I offered our church's fellowship hall. Having been active with HHI for sometime, I already had framed on the wall of my office his own words which have come to be known as "The Theology of the Hammer": "We may disagree on all sorts of things — baptism, communion, what night to have prayer meeting, and how the preacher should dress. But thank God we can agree on a nail and the use of a hammer as an instrument to manifest God's love."
During a break in the planning session, I asked him to come into my office and to sign the Theology of the Hammer.
As I was taking it out of the frame for that purpose, Millard stared at my collection of hammers (For more than 35 years I have enjoyed the hobby of collecting antique hammers and now posses over 400 of them.).
When he had finished autographing the saying, he looked up to me, glanced at all the hammers, and said, "Johnny, if anyone in this world should have a copy of my book The Theology of the Hammer, you should. I'm going to mail you a copy." Today his book is in my personal library, and his autographed plaque is in my office.
But 1996 was HHI's 20th anniversary and almost a hundred volunteers, of whom I was one, were celebrating the occassion by 'marching' the distance from its international headquarters to the Carter Center in Atlanta.
Linda and Millard were among us. You get to know a lot about some one walking 118 miles with them.
For all the accomplishments and fame of Habitat, most people are not aware that the Fullers first were missionaries of the Christian Church (Disciples of Christ) in Zaire (now the Democratic Republic of the Congo).
It was in Zaire in 1973 that they first applied their theory of housing and reasoned that if it could be successful there, then "why not the rest of the world?" Many people can retell the Fullers' story of how they were millionaires at the early age of twenty-nine yet their marriage was falling apart despite their material success.

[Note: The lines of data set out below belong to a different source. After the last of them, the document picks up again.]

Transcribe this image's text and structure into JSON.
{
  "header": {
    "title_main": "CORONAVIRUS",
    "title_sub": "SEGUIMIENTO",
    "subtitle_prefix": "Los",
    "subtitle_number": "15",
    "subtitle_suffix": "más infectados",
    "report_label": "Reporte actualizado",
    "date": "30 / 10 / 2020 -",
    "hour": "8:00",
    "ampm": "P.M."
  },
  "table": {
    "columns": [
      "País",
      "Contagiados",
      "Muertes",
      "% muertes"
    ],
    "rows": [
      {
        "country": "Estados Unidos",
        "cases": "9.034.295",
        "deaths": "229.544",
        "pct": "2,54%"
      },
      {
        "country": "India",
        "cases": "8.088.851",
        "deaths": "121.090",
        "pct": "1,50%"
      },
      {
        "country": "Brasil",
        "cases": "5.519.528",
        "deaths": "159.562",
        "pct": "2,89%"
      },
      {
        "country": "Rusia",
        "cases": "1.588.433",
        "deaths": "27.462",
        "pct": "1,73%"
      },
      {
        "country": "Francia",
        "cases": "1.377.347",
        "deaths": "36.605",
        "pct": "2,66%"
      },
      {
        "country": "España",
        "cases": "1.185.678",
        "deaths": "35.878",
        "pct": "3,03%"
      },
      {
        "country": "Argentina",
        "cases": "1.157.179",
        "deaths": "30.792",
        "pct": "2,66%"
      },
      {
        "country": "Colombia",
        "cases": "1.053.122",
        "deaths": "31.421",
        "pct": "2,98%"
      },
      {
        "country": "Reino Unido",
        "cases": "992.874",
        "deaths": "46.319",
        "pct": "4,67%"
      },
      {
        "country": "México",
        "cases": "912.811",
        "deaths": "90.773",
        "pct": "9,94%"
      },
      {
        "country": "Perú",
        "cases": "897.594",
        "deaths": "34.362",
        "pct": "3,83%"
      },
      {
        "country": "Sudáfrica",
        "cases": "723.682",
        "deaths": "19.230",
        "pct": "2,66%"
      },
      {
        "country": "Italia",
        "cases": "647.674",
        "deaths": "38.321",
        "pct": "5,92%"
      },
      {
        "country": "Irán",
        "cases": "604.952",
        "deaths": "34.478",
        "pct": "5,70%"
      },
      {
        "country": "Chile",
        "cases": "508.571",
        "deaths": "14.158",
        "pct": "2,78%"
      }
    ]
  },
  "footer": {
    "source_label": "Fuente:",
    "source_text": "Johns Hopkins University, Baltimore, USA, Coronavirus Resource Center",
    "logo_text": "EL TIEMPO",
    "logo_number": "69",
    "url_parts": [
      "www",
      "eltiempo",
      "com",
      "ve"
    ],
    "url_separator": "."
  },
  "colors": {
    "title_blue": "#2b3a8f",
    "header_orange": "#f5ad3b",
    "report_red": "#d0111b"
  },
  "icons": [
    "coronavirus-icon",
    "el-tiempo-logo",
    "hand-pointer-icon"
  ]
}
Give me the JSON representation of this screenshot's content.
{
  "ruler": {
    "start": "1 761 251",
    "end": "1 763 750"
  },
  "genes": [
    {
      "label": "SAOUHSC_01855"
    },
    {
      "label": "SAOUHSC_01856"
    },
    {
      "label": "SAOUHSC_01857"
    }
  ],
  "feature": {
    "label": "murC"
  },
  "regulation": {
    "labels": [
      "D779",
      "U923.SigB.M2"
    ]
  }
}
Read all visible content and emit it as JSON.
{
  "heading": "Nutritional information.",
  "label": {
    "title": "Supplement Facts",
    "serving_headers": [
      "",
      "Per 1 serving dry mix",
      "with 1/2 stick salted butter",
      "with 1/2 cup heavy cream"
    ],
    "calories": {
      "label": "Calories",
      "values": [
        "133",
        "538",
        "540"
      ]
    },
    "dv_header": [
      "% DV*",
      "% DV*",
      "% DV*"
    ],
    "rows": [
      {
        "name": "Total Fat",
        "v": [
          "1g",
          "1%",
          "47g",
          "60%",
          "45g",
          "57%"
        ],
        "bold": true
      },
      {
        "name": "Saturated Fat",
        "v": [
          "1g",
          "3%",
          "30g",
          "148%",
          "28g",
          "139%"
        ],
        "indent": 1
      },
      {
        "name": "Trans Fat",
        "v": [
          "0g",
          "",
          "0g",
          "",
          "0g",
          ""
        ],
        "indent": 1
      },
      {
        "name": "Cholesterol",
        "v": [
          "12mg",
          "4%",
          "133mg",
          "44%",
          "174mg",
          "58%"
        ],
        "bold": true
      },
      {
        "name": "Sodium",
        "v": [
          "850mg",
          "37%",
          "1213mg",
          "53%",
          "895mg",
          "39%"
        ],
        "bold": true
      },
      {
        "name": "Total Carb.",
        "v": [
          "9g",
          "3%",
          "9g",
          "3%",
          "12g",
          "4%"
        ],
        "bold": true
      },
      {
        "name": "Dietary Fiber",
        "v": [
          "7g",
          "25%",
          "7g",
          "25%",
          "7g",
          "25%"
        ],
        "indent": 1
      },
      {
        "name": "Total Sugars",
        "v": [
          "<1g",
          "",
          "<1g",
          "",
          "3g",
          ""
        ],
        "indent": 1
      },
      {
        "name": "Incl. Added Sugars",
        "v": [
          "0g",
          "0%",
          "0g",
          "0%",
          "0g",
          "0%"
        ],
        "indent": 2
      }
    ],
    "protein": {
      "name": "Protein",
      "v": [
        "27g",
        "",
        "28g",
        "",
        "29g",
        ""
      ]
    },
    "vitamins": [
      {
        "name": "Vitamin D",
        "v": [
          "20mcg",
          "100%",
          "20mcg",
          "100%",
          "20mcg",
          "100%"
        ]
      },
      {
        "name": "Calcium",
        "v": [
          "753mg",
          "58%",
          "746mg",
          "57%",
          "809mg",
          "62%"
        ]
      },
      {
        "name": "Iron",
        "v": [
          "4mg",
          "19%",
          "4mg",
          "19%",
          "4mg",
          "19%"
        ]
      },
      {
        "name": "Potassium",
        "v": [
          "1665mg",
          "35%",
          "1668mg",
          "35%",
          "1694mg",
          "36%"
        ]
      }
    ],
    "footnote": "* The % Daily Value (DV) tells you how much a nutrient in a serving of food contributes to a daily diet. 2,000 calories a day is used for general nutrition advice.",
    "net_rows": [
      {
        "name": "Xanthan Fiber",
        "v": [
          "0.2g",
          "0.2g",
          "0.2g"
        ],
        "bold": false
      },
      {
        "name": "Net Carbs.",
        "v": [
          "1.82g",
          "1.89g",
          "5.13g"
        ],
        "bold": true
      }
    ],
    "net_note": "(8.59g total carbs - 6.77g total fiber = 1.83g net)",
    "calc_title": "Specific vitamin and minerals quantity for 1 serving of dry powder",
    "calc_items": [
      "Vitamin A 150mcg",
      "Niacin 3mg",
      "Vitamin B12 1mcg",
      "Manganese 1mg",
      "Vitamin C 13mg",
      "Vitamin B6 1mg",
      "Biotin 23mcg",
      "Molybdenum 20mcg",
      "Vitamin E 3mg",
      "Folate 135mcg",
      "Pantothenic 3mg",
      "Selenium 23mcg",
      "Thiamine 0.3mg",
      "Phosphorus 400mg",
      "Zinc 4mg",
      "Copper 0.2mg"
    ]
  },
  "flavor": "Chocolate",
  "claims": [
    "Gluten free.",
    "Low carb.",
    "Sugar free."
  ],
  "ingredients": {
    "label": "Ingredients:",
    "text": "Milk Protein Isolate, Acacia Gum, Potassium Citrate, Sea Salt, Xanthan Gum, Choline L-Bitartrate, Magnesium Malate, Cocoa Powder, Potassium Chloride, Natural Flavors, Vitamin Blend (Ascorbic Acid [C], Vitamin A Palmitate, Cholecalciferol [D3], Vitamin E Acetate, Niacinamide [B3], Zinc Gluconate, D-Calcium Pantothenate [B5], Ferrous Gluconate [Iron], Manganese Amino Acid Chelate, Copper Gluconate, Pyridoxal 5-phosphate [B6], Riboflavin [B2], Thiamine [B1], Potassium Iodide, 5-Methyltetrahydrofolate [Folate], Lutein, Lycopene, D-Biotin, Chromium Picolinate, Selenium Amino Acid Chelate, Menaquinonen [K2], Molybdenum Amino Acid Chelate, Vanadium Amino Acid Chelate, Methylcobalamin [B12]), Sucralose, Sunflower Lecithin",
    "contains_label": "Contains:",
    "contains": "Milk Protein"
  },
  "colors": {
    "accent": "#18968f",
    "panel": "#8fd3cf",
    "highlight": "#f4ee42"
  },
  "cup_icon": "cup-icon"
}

Their testimony goes on about how they chose to refocus their marriage and family life by giving away their possessions and taking up this Christian cause.
But as another celebrity, Paul Harvey, whom we also lost that same month would say, "And now for the rest of the story…"
Years later and quite by accident, I met a Zairian native who had known the Fullers long before they became world famous. "Millard's biggest problem," the man told me, "was the jealousy that others had for his charisma. He was disarming in that at first appearance, people only saw a gangly geek never suspecting his ability to motivate others. But once he was given a chance at a microphone, he would move armies and outshine those who wanted to contain his enthusiasm. He received constant criticism and reprimands from his supervisors for his lack of control over his desire to help others achieve homes. When others raised a thousand dollars, Millard raised a 100,000 Wherever he went, he made friends by the thousands but enemies in the bureaucracies."
I studied his speaking techniques and his mannerisms, but nothing gave evidence to the secret of his success.
He was funny to look at, all lanky limbs seeming to hang over the podium like a coat some teenager had thrown off carelessly at the front door.
His diction was pure Alabamaese with long i's, and his accent a Southern drawl that insulted the King's English (This I know as I have spent years trying to overcome the same). But two minutes into his spiel, you paid his flinging arms and his nasal accent no attention.
Finally, I came to understand the man's secret to moving others to house over three hundred thousand families.
He believed in what he was doing. His faith was so sincere he never tired of working in the field or in the office, so real he aid no attention to his critics, and so deep he never tired of sharing it with others. Would that we all believed so.

Johnny A. Phillips is the Clinical Chaplain of the J. Iverson Riddle Developmental Center.